Interview with Yves Duthen, designing artificial systems from the living

We are publishing the fifth video in a series of interviews presenting the research work of our different departments. Yves DUTHEN, teacher-researcher at department CISO – Team REVA, explains his research work on artificial life. It is a field that combines computer science, biology and neuroscience in order to design artificial systems inspired by living organisms, and to provide tools to explore and understand living organisms.

Artificial life, when computing is inspired by life

Artificial life is interested in the properties of the living world, with the aim of designing artificial systems that reproduce its characteristics. Among these biological properties that interest computer science researchers, we can cite simulated evolution taken up by algorithms that hybridize programs; ontogeny, which consists of “growing a system”; adaptation and learning, which are the inspiration for artificial intelligence; and replication, as in cell division, for example. Research on artificial life has been developing over the last thirty years, starting with initial work in behavioral simulation and form synthesis. The ambition is to draw inspiration from living organisms to design new computer systems (in particular resilient ones) and also to imagine virtual models (in silico) to simulate living organisms in a multidisciplinary approach. The increase in knowledge in biology associated with the advances made in computing power allows life sciences to be equipped to, as Yves Duthen says, “grasp the intimacy of life.” In the field of computer science, research on artificial life concerns three concrete fields of application: software (algorithms inspired by life), hardware (robotics) and wetware (synthetic biology). 

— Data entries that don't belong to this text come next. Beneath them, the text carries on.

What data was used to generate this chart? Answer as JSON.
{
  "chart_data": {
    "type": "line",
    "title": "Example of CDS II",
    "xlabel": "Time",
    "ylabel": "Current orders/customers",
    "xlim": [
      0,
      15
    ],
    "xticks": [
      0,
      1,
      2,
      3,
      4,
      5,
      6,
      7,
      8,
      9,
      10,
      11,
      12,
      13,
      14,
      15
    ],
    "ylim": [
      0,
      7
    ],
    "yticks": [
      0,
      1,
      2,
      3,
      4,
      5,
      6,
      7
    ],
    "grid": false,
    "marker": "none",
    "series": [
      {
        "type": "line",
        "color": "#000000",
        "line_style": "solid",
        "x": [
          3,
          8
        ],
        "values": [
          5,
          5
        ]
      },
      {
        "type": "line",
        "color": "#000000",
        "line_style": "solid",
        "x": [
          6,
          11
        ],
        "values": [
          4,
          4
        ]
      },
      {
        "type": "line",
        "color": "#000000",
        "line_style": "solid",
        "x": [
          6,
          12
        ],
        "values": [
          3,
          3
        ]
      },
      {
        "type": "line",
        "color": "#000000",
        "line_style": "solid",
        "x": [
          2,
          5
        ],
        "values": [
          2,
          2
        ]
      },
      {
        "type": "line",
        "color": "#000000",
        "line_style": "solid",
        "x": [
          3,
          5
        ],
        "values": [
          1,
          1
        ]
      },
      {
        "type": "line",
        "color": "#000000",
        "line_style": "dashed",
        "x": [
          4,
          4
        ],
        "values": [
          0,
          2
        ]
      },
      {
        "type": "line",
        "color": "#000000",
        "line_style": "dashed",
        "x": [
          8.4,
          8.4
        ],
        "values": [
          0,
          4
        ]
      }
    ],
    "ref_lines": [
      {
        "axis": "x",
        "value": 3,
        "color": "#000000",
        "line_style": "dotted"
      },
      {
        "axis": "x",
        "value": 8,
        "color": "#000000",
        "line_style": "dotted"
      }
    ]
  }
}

What are the challenges in this area of research? 

Some researchers believe that today, in the field of synthetic biology, we are in the same position as in 1970 in the field of computer science, when tools were available to manipulate only a few bytes.” Yves DUTHEN

Today, gene editing and protein synthesis tools make it possible to manipulate and synthesize the elementary building blocks of living organisms, allowing the possibility of programming bacteria or cells to perform functions (DNA compiler). The possibility to develop systems, to replicate them or to hybridize them with living cells would allow numerous applications in the medical and environmental fields but with immense security problems.

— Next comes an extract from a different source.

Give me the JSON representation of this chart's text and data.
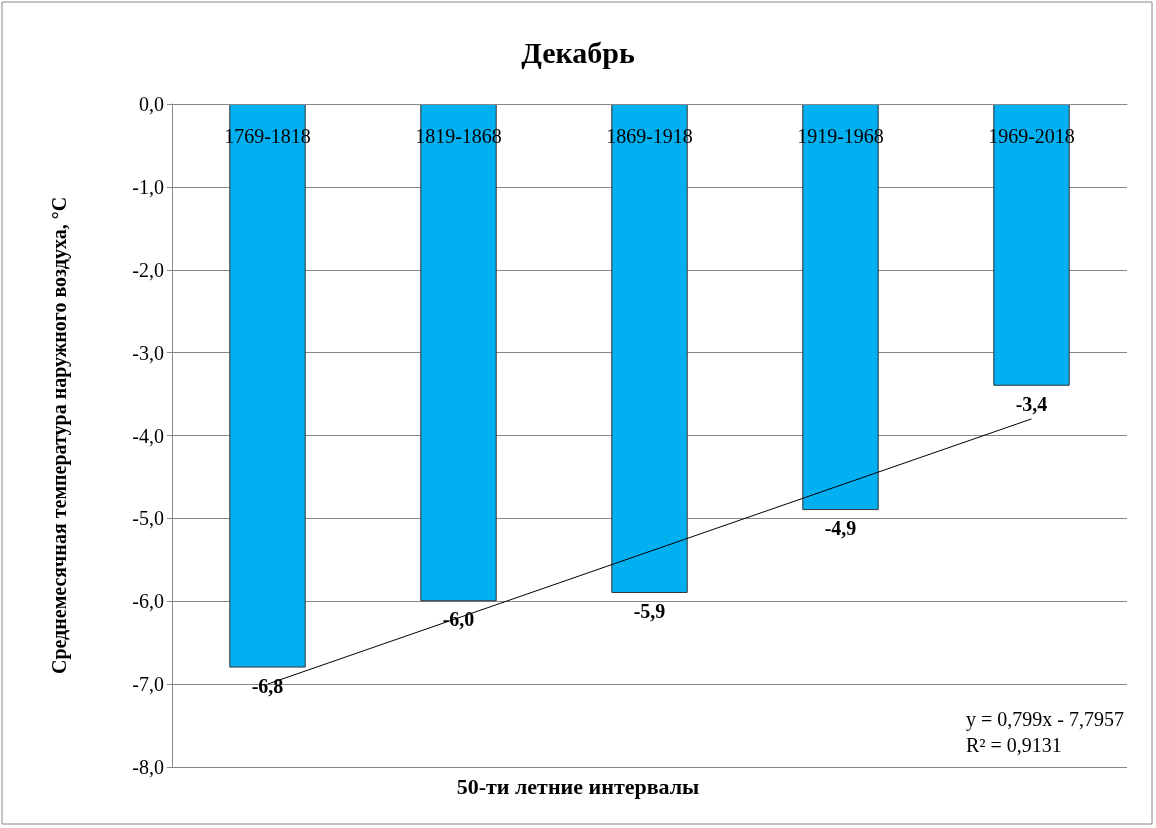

On the other hand, concerning artificial intelligence, there is a huge gap between machine learning and human cognition (understanding the world). The question that preoccupies researchers is to understand what are the representations of the world and the learning mechanisms of living beings, cells, plants and evolved organisms, and if these are replicable in artificial systems. Hybridizing artificial, living and cognitive systems obviously raises major ethical questions, which make this field a crossroads where different scientific and human disciplines meet.